England, with all her faults, is great, but unfortunately has not room to support her greatness, and must have cheap food and be able to offer better wages or part with great numbers of her people. I most sincerely hope her statesmen—and she is never without those of eminence—will prove equal to their great trust and to any crisis; but we cannot surrender the welfare of our Republic to any foreign empire. Free trade may or may not be England’s necessity. Certainly it is not our necessity; and it has not reached, and never will reach, the altitude of a science. An impost on corn there, it is clear, would now produce an exodus of her laboring population that would soon leave the banner of Victoria waving over a second-rate power.

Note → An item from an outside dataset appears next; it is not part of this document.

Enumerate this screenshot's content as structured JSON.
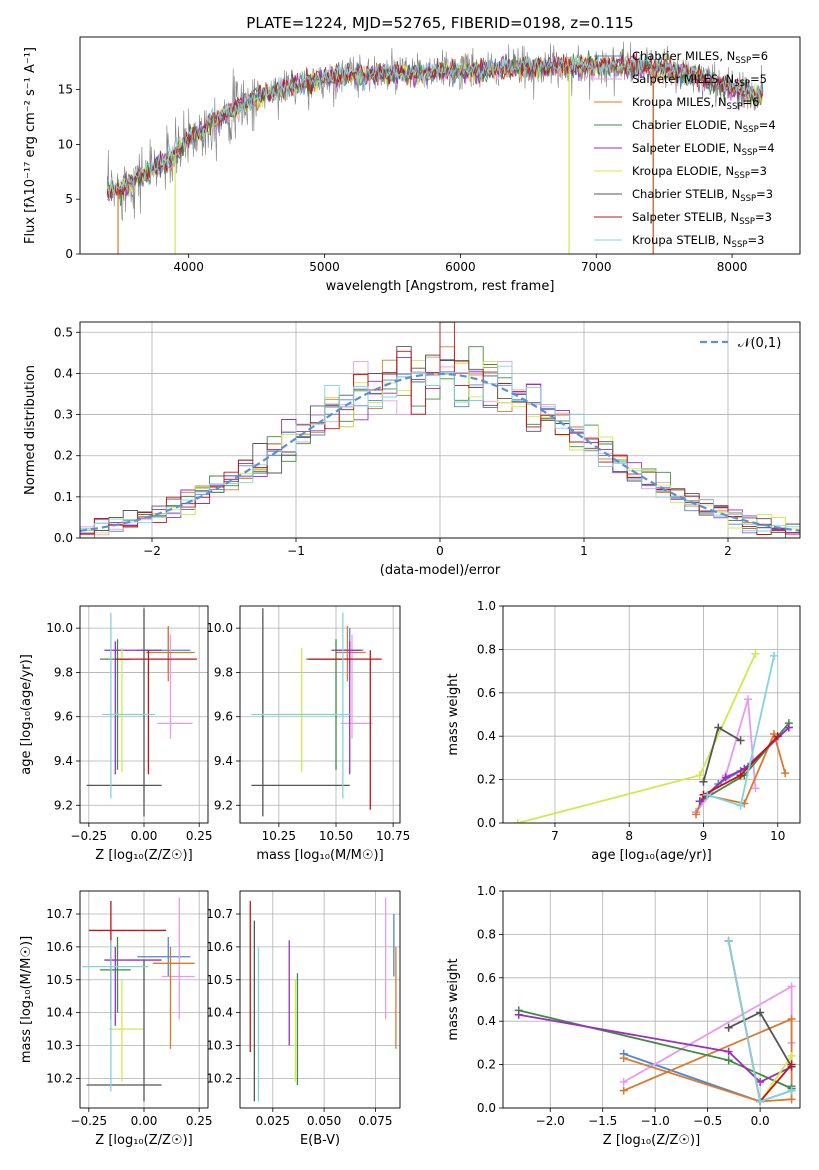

Among the nations of the world the high position of the United States was never more universally and cordially admitted. Our rights are everywhere promptly conceded, and we ask nothing more. It is an age of industry, and we can only succeed by doing our best. Our citizens under a protective tariff are exceptionally prosperous and happy, and not strangers to noble deeds nor to private virtues. A popular government based on universal suffrage will be best and most certainly perpetuated by the elevation of laboring men through the more liberal rewards of diversified employments, which give scope to all grades of genius and intelligence and tend to secure to posterity the blessings of universal education and the better hope of personal independence.

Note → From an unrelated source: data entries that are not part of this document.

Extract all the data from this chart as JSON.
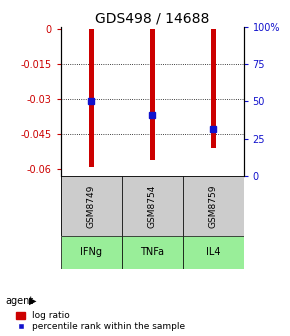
{
  "title": "GDS498 / 14688",
  "samples": [
    "GSM8749",
    "GSM8754",
    "GSM8759"
  ],
  "agents": [
    "IFNg",
    "TNFa",
    "IL4"
  ],
  "log_ratios": [
    -0.059,
    -0.056,
    -0.051
  ],
  "percentile_values": [
    -0.031,
    -0.037,
    -0.043
  ],
  "percentile_pct": [
    50,
    37,
    25
  ],
  "ylim_left": [
    -0.063,
    0.001
  ],
  "yticks_left": [
    0,
    -0.015,
    -0.03,
    -0.045,
    -0.06
  ],
  "yticks_right": [
    0,
    25,
    50,
    75,
    100
  ],
  "bar_color": "#cc0000",
  "dot_color": "#1111cc",
  "agent_color": "#99ee99",
  "sample_color": "#cccccc",
  "bar_width": 0.08,
  "title_fontsize": 10,
  "legend_fontsize": 6.5,
  "tick_fontsize": 7,
  "label_fontsize": 7
}
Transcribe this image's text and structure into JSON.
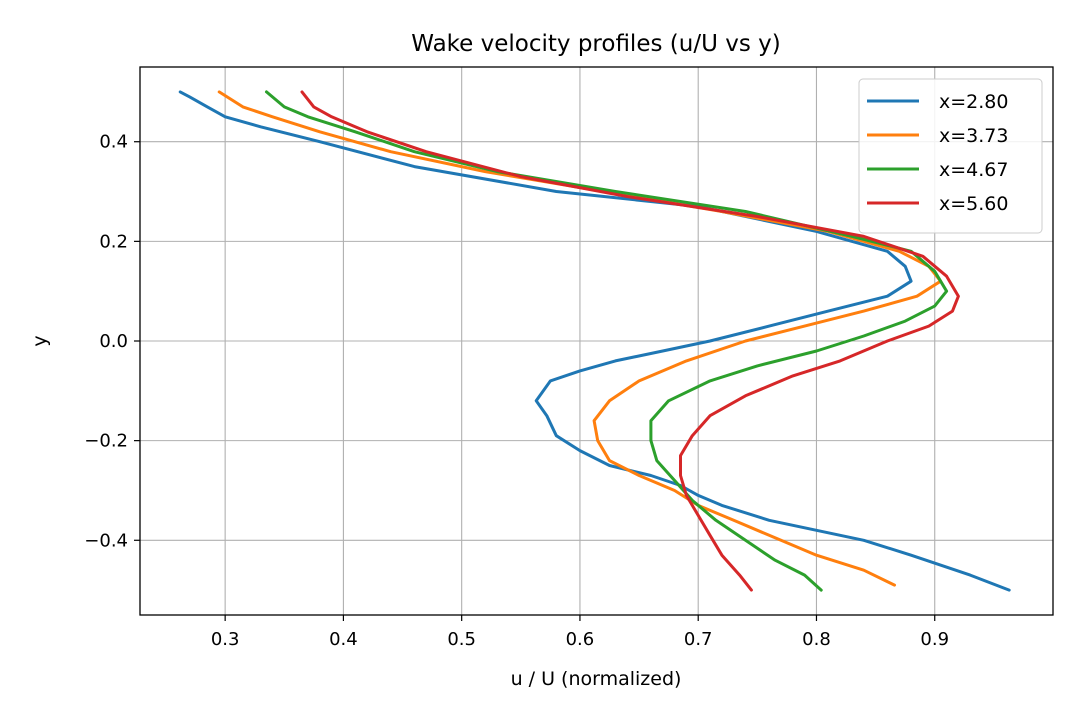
{
  "chart_data": {
    "type": "line",
    "title": "Wake velocity profiles (u/U vs y)",
    "xlabel": "u / U (normalized)",
    "ylabel": "y",
    "xlim": [
      0.228,
      1.0
    ],
    "ylim": [
      -0.55,
      0.55
    ],
    "xticks": [
      0.3,
      0.4,
      0.5,
      0.6,
      0.7,
      0.8,
      0.9
    ],
    "xtick_labels": [
      "0.3",
      "0.4",
      "0.5",
      "0.6",
      "0.7",
      "0.8",
      "0.9"
    ],
    "yticks": [
      0.4,
      0.2,
      0.0,
      -0.2,
      -0.4
    ],
    "ytick_labels": [
      "0.4",
      "0.2",
      "0.0",
      "−0.2",
      "−0.4"
    ],
    "grid": true,
    "legend_position": "top-right",
    "series": [
      {
        "name": "x=2.80",
        "color": "#1f77b4",
        "points": [
          [
            0.963,
            -0.5
          ],
          [
            0.93,
            -0.47
          ],
          [
            0.88,
            -0.43
          ],
          [
            0.84,
            -0.4
          ],
          [
            0.76,
            -0.36
          ],
          [
            0.72,
            -0.33
          ],
          [
            0.7,
            -0.31
          ],
          [
            0.685,
            -0.29
          ],
          [
            0.66,
            -0.27
          ],
          [
            0.625,
            -0.25
          ],
          [
            0.6,
            -0.22
          ],
          [
            0.58,
            -0.19
          ],
          [
            0.572,
            -0.15
          ],
          [
            0.563,
            -0.12
          ],
          [
            0.575,
            -0.08
          ],
          [
            0.6,
            -0.06
          ],
          [
            0.63,
            -0.04
          ],
          [
            0.67,
            -0.02
          ],
          [
            0.71,
            0.0
          ],
          [
            0.76,
            0.03
          ],
          [
            0.81,
            0.06
          ],
          [
            0.86,
            0.09
          ],
          [
            0.88,
            0.12
          ],
          [
            0.875,
            0.15
          ],
          [
            0.86,
            0.18
          ],
          [
            0.8,
            0.22
          ],
          [
            0.7,
            0.27
          ],
          [
            0.58,
            0.3
          ],
          [
            0.46,
            0.35
          ],
          [
            0.38,
            0.4
          ],
          [
            0.33,
            0.43
          ],
          [
            0.3,
            0.45
          ],
          [
            0.285,
            0.47
          ],
          [
            0.27,
            0.49
          ],
          [
            0.262,
            0.5
          ]
        ]
      },
      {
        "name": "x=3.73",
        "color": "#ff7f0e",
        "points": [
          [
            0.866,
            -0.49
          ],
          [
            0.84,
            -0.46
          ],
          [
            0.8,
            -0.43
          ],
          [
            0.77,
            -0.4
          ],
          [
            0.73,
            -0.36
          ],
          [
            0.7,
            -0.33
          ],
          [
            0.68,
            -0.3
          ],
          [
            0.65,
            -0.27
          ],
          [
            0.625,
            -0.24
          ],
          [
            0.615,
            -0.2
          ],
          [
            0.612,
            -0.16
          ],
          [
            0.625,
            -0.12
          ],
          [
            0.65,
            -0.08
          ],
          [
            0.69,
            -0.04
          ],
          [
            0.74,
            0.0
          ],
          [
            0.79,
            0.03
          ],
          [
            0.84,
            0.06
          ],
          [
            0.885,
            0.09
          ],
          [
            0.905,
            0.12
          ],
          [
            0.895,
            0.15
          ],
          [
            0.87,
            0.18
          ],
          [
            0.81,
            0.22
          ],
          [
            0.72,
            0.26
          ],
          [
            0.62,
            0.3
          ],
          [
            0.52,
            0.34
          ],
          [
            0.44,
            0.38
          ],
          [
            0.38,
            0.42
          ],
          [
            0.34,
            0.45
          ],
          [
            0.315,
            0.47
          ],
          [
            0.295,
            0.5
          ]
        ]
      },
      {
        "name": "x=4.67",
        "color": "#2ca02c",
        "points": [
          [
            0.804,
            -0.5
          ],
          [
            0.79,
            -0.47
          ],
          [
            0.765,
            -0.44
          ],
          [
            0.74,
            -0.4
          ],
          [
            0.715,
            -0.36
          ],
          [
            0.695,
            -0.32
          ],
          [
            0.68,
            -0.28
          ],
          [
            0.665,
            -0.24
          ],
          [
            0.66,
            -0.2
          ],
          [
            0.66,
            -0.16
          ],
          [
            0.675,
            -0.12
          ],
          [
            0.71,
            -0.08
          ],
          [
            0.75,
            -0.05
          ],
          [
            0.8,
            -0.02
          ],
          [
            0.84,
            0.01
          ],
          [
            0.875,
            0.04
          ],
          [
            0.9,
            0.07
          ],
          [
            0.91,
            0.1
          ],
          [
            0.9,
            0.14
          ],
          [
            0.88,
            0.18
          ],
          [
            0.83,
            0.21
          ],
          [
            0.74,
            0.26
          ],
          [
            0.63,
            0.3
          ],
          [
            0.53,
            0.34
          ],
          [
            0.46,
            0.38
          ],
          [
            0.41,
            0.42
          ],
          [
            0.37,
            0.45
          ],
          [
            0.35,
            0.47
          ],
          [
            0.335,
            0.5
          ]
        ]
      },
      {
        "name": "x=5.60",
        "color": "#d62728",
        "points": [
          [
            0.745,
            -0.5
          ],
          [
            0.735,
            -0.47
          ],
          [
            0.72,
            -0.43
          ],
          [
            0.71,
            -0.39
          ],
          [
            0.7,
            -0.35
          ],
          [
            0.69,
            -0.31
          ],
          [
            0.685,
            -0.27
          ],
          [
            0.685,
            -0.23
          ],
          [
            0.695,
            -0.19
          ],
          [
            0.71,
            -0.15
          ],
          [
            0.74,
            -0.11
          ],
          [
            0.78,
            -0.07
          ],
          [
            0.82,
            -0.04
          ],
          [
            0.86,
            0.0
          ],
          [
            0.895,
            0.03
          ],
          [
            0.915,
            0.06
          ],
          [
            0.92,
            0.09
          ],
          [
            0.91,
            0.13
          ],
          [
            0.89,
            0.17
          ],
          [
            0.84,
            0.21
          ],
          [
            0.75,
            0.25
          ],
          [
            0.64,
            0.29
          ],
          [
            0.55,
            0.33
          ],
          [
            0.47,
            0.38
          ],
          [
            0.42,
            0.42
          ],
          [
            0.39,
            0.45
          ],
          [
            0.375,
            0.47
          ],
          [
            0.365,
            0.5
          ]
        ]
      }
    ]
  }
}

Speech of Hon. J. D. Cameron, of Penna.

On the Reduction of Revenue as Affecting the Tariff. Delivered in the United States Senate January 16, 1882.

Mr. Cameron, of Pennsylvania. I move to take up the resolution submitted by me in relation to internal-revenue taxes.

The motion was agreed to; and the Senate proceeded to consider the following resolution submitted by Mr. Cameron, of Pennsylvania, December 6, 1881:

Resolved, That in the opinion of the Senate it is expedient to reduce the revenue of the Government by abolishing all existing internal revenue taxes except those imposed upon high wines and distilled spirits.

Mr. Cameron, of Pennsylvania. Mr. President, the surplus revenue of this Government applicable to the payment of the public debt for the year ending June 30, 1881, was $100,069,404.98.

The inference from these figures must be that if such surplus receipts are applied to the reduction of the debt it will be paid within ten or twelve years. The question then is: Should the people continue to be taxed as heavily as they now are to pay it off within so short a period? Is it wise or prudent?